Chen Wei-Ming




Chen Wei-Ming founded the Tai Chi Chuan school called Zhi-Rou Quan She (The Soft and Gentle Boxing Club) in 1925. Chen Wei-Ming was himself a senior student of Yang Cheng-Fu, the founder of the Yang school of Tai Chi Chuan . Chen Wei-Ming also taught Tai Chi in Shanghai in the 1930's and 40's before the revolution.

In 1925, Yang Cheng-Fu asked Chen Wei-Ming, to write a book entitled "Tai Chi Chuan", with detailed captions to Yang Cheng-Fu's pictures as illustrations. In 1931, Yang had all the pictures retaken and compiled into "The Methods of Taijiquan", which was revised two years later into "A Complete Book of Tai Chi Chuan".
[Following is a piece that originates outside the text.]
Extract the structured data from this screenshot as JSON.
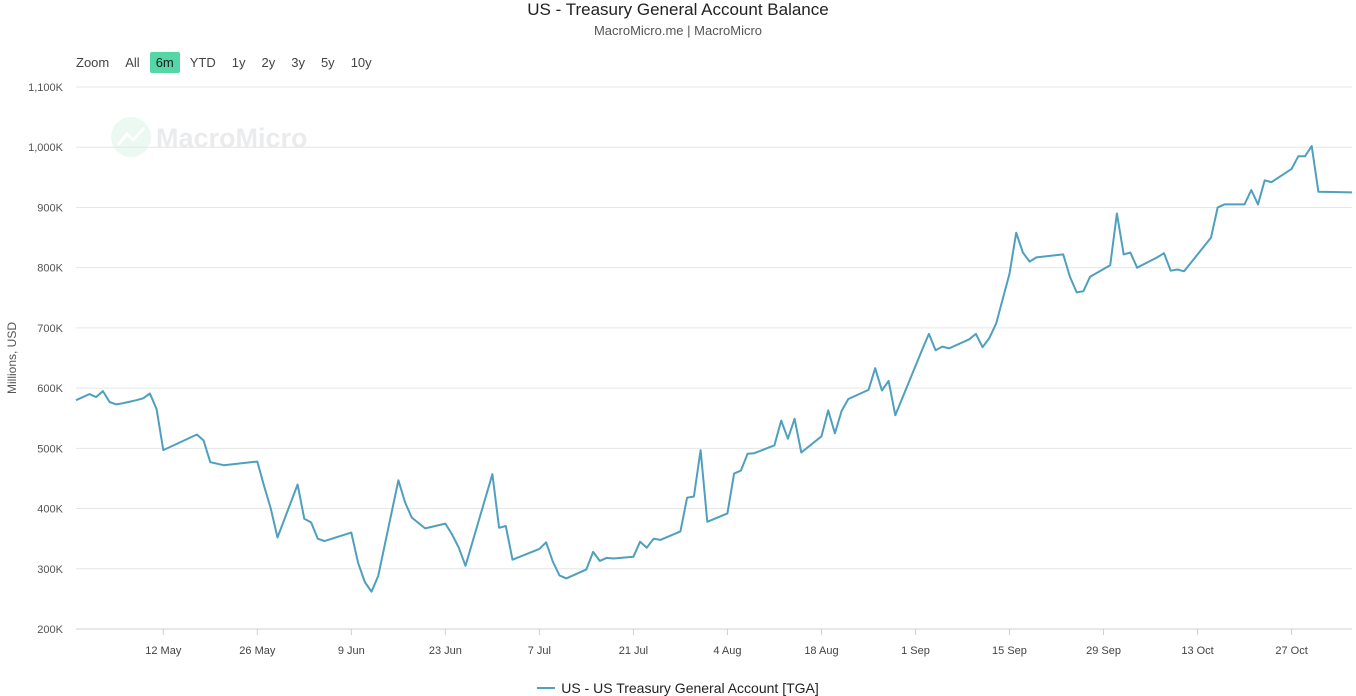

Chen Wei-Ming was also allowed to author the book "Tai Chi Chuan Ta Wen", considered by most to be a modern classic in Tai Chi Chuan literature. This favorite pupil of Yang Cheng-Fu wrote three books on behalf of his teacher, whose desire it was to make Tai Chi Chuan more well-known to the public at large at the beginning of the last century. The third book written by Chen was "The Form of Tai Chi Chuan" (Taijiquan Shu, 1925).

"Tai Chi Sword and Other Writings" (1927) dedicates itself with texts and photos of the Tai Chi Sword form, as he learned from teacher Yang Cheng-Fu. The text is almost entirely a pure description of the individual movements of the sword form and probably originally served as a reminder to the pupils. We know, all too well, that even the most extensive texts and detailed designs and photos cannot replace a teacher, and thus the information in the available text is purely technical and contains nothing new about the form.

Chen went to Canton to represented his teacher to teach the southerners the Yang style of Tai Chi. Grandmaster Doc-Fai Wong's teacher, Hu Yuen-Chou studied with him for three years before Chen Wei-Ming returned to Shanghai and sent his teacher Yang Cheng-Fu to Canton to teach Hu Yuen-Chou and the other students the advanced level Tai Chi Chuan forms and Push Hands principles.